Usiadły na małej, drewnianej ławeczce.

– Przez te wszystkie lata opiekowałam się nim z miłością. Chroniłam kwiaty, przenosząc je na zimę do szklarni lub do domu. Niektóre z nich posadził jeszcze Fede, inne są ze szczepek, które brałam z Residenzy i sadziłam je tu, w moim ogrodzie. Właśnie w tym miejscu powiedział mi, że poza mną nie będzie dla niego istniała żadna inna kobieta.

Zatrzymała wzrok na pąsowych różach.

– Sadzilis'my je razem i nigdy nie pozwolę im zwiędnąć – rzekła cicho. – Gdyby teraz wrócił, ujrzałby dowód mojej miłości.

– Będę kochała je dla ciebie – szepnęła Heather.

– Wiem o tym. Obiecaj mi, że kiedy będą mnie chować, a moją trumnę pokryje stos kwiatów, o które nie dbam, wśród tych oznak ludzkiego szacunku znajdzie się jedna różyczka z tego klombu.

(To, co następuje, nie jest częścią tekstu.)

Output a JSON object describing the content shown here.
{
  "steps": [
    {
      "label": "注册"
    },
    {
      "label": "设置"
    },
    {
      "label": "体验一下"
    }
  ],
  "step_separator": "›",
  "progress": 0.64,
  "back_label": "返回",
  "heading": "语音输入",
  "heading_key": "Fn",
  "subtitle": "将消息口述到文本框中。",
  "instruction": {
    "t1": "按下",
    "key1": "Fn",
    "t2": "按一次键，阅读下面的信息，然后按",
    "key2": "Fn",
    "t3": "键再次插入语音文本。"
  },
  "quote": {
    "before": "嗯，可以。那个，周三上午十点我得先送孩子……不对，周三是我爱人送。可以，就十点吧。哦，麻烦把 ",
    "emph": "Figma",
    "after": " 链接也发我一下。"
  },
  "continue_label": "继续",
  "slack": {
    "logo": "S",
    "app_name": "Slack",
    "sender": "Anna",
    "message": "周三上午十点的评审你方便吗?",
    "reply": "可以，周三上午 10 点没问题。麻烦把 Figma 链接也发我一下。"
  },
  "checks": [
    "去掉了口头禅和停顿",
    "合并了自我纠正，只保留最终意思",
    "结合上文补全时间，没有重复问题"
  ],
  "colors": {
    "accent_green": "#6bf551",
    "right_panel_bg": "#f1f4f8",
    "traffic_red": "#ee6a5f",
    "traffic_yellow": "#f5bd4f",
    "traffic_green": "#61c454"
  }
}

– Oczywiście. Czemu nie chcesz, by zajął się tym Lorenzo lub Renato?

Pokręciła głową.

– Kiedy przyjdzie na mnie czas, Lorenzo pogrąży się w smutku i zupełnie się rozklei. Będziesz musiała być mocna za was oboje. A co do Renata, to dobry człowiek, ale nie rozumie spraw sercowych.

– Słowem mam myśleć za obu – powiedziała Heather i obie panie wymieniły uśmiechy. – Oczywiście zrobię to dla ciebie – obiecała.

– Zatem będę już spokojna. Bałam się, że nie znajdę nikogo, kto zadbałby o te kwiaty.

– Wciąż go kochasz po tylu latach?

– Nie tak, jak myślisz. Namiętność dawno minęła. Chodzi o to, by ktoś usiadł przy tobie w wieczornym słońcu, wziął cię za rękę i uśmiechając się, powiedział: „Poczekajmy bez lęku na zmierzch". Czasem dumam tu wieczorami, zawsze sama. Starzeję się, córeczko, a serce tęskni do czegoś, czego nigdy nie miało.

Wzięła Heather pod rękę i powoli wróciły do domu. Lorenzo dziwnie zareagował na tę nowinę o darowiźnie.

– Ciekawe, jak przyjmie to Renato – rzekł, gdy ochłonął ze zdumienia. – Zawsze uważał, że Bella Rosaria jemu przypadnie w udziale.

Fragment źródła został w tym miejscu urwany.